In the morning she feels for the gap with the edge of her tongue. The wound is large and she wonders if she should try to sear it shut, sterilize it with her lighter. She rises to rinse her mouth out in the trickle from the tap. She lifts the tooth from the sink, dark and rotten at its base, the roots clotted and fibrous.
On the wall above the sink, there is a perfect trapeze of light from the rising sun. She watches it crawl, like something breathing, until another long shadow passes within the box of light, and Zoli drops the tooth with a clank.
A farmer stands in the field outside, the rheumy-eyed dog at his heels. A face like a Hlinka guard: thick eyebrows and small eyes and a neck with skinfolds. A long burlap sack lies at his feet; a shotgun clasped alongside his leg. He taps the gun against his high rubber boots, then hitches it to his waist and steps forward, moves out of the range of the window.
Zoli hears the clicking of dog nails, the turn of a boot at the entrance. She waits for him to come in, push the door open, put the shotgun to her neck and take her while the dog watches. The same dog, she thinks, that nosed in my own filth.
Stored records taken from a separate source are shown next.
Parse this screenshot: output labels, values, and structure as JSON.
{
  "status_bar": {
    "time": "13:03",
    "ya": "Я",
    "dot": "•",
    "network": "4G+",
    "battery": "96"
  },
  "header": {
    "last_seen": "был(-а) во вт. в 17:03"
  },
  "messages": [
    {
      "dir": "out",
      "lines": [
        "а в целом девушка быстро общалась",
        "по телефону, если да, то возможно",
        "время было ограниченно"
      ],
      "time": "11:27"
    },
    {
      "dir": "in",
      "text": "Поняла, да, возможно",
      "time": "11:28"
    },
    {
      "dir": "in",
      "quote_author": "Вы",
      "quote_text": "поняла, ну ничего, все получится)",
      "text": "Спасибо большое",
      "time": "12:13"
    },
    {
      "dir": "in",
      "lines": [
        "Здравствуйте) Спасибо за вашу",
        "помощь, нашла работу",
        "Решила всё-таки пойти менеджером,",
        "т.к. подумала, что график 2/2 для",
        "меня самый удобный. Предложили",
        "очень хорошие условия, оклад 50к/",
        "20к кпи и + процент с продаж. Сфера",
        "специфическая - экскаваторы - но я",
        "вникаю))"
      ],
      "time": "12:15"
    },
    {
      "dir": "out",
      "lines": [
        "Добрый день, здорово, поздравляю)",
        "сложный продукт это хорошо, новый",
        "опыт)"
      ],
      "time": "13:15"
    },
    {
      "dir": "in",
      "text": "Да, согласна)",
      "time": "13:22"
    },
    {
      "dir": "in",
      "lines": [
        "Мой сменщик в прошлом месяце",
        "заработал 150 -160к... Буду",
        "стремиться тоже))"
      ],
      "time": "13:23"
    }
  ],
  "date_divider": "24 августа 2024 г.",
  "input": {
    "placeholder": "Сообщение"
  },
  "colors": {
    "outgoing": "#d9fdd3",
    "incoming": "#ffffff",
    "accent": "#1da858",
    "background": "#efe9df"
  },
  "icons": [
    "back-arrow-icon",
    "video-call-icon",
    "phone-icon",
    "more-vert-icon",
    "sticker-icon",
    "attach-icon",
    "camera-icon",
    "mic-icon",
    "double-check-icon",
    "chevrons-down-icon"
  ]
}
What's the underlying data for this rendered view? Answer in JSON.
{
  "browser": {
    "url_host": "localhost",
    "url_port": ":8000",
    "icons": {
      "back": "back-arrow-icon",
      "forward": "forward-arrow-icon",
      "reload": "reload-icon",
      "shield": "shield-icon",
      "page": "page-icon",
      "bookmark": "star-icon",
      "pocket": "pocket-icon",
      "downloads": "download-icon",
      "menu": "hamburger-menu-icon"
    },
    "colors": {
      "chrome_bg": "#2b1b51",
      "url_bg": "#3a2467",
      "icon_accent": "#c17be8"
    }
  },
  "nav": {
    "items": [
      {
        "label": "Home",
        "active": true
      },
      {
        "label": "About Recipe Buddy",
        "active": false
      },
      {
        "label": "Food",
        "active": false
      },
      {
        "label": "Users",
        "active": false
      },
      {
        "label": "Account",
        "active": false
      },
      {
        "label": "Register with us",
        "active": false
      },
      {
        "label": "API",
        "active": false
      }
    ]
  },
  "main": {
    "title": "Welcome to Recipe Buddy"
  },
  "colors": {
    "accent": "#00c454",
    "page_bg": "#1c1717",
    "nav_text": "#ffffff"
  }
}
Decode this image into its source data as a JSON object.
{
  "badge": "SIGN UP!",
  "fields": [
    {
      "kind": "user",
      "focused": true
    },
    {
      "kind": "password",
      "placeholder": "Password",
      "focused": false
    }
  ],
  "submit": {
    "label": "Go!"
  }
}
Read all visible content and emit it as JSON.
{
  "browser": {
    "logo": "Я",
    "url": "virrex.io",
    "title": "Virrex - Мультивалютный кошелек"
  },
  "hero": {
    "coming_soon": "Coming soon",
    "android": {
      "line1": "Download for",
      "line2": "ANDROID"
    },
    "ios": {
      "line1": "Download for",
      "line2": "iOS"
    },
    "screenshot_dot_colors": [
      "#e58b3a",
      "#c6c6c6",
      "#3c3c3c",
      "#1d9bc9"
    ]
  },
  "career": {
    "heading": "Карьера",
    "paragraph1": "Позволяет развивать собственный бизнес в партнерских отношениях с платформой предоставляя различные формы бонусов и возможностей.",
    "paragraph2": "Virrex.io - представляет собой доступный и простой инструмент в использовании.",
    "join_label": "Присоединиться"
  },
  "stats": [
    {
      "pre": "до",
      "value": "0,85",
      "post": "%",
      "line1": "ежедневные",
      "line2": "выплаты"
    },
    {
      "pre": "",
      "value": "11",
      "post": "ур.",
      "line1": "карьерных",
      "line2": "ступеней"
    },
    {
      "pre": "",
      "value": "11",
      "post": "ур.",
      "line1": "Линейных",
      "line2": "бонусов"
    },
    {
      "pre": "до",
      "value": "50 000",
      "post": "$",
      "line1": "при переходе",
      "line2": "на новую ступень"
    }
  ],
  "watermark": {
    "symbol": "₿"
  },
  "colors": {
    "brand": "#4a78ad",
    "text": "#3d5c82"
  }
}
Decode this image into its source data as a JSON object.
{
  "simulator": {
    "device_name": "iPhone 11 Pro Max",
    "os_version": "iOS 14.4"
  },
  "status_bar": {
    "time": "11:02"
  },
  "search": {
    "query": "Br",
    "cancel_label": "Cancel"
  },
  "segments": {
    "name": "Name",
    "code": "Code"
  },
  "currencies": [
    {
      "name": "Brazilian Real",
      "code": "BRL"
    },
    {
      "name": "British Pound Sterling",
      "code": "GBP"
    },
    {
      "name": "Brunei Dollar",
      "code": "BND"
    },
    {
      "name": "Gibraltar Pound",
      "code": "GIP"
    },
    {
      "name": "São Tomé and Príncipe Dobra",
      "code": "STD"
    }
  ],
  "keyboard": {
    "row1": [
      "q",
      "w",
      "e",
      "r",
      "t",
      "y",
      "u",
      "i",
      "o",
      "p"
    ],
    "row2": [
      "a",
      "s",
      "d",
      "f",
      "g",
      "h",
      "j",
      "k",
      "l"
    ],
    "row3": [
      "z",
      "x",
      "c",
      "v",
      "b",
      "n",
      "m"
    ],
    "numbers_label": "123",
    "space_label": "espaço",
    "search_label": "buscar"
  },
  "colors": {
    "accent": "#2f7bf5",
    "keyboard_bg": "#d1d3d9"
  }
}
She slides to the floor, brings her knees to her chest, tries to hold her breath. No movement, no sound, and she goes to the doorway. Her fingers reach around the frame and she pushes it gently, waits for the click of the gun or the thud of his fist in her face. The door swings open further and she peers around the frame.
Small acts of kindness.
Outside, the farmer has left two bread rolls and a tin cup, half-filled with black tea. So what if others have drunk from it? I will drink it anyway. She picks it up and sips, and for a split second she wonders if it has, perhaps, been poisoned.
She drinks the rest quickly, tucks the tin cup into the pocket of her skirt, touches the bread against her lips and inhales its freshness.
From the window, the farmer and dog are nowhere to be seen. Zoli rips a chunk of the bread and puts it in her mouth, then tongues it into her gum to soak up the last of the blood. At the window, only the same emptiness of trees and vineyard. She wipes a coatsleeve across her brow. Her forehead is dry and un-fevered now, and in the shard of mirror her face has already begun to lose its swelling. Did I walk all day yesterday or did I just dream it? She digs deep in the fabric of her pocket, finds a pine nut and rolls it in her palm. In what sort of chance universe have I been brought back to a place where there is a waterpipe and a loaf of bread? In what curious conjunction of fever and road have I been allowed such generosity?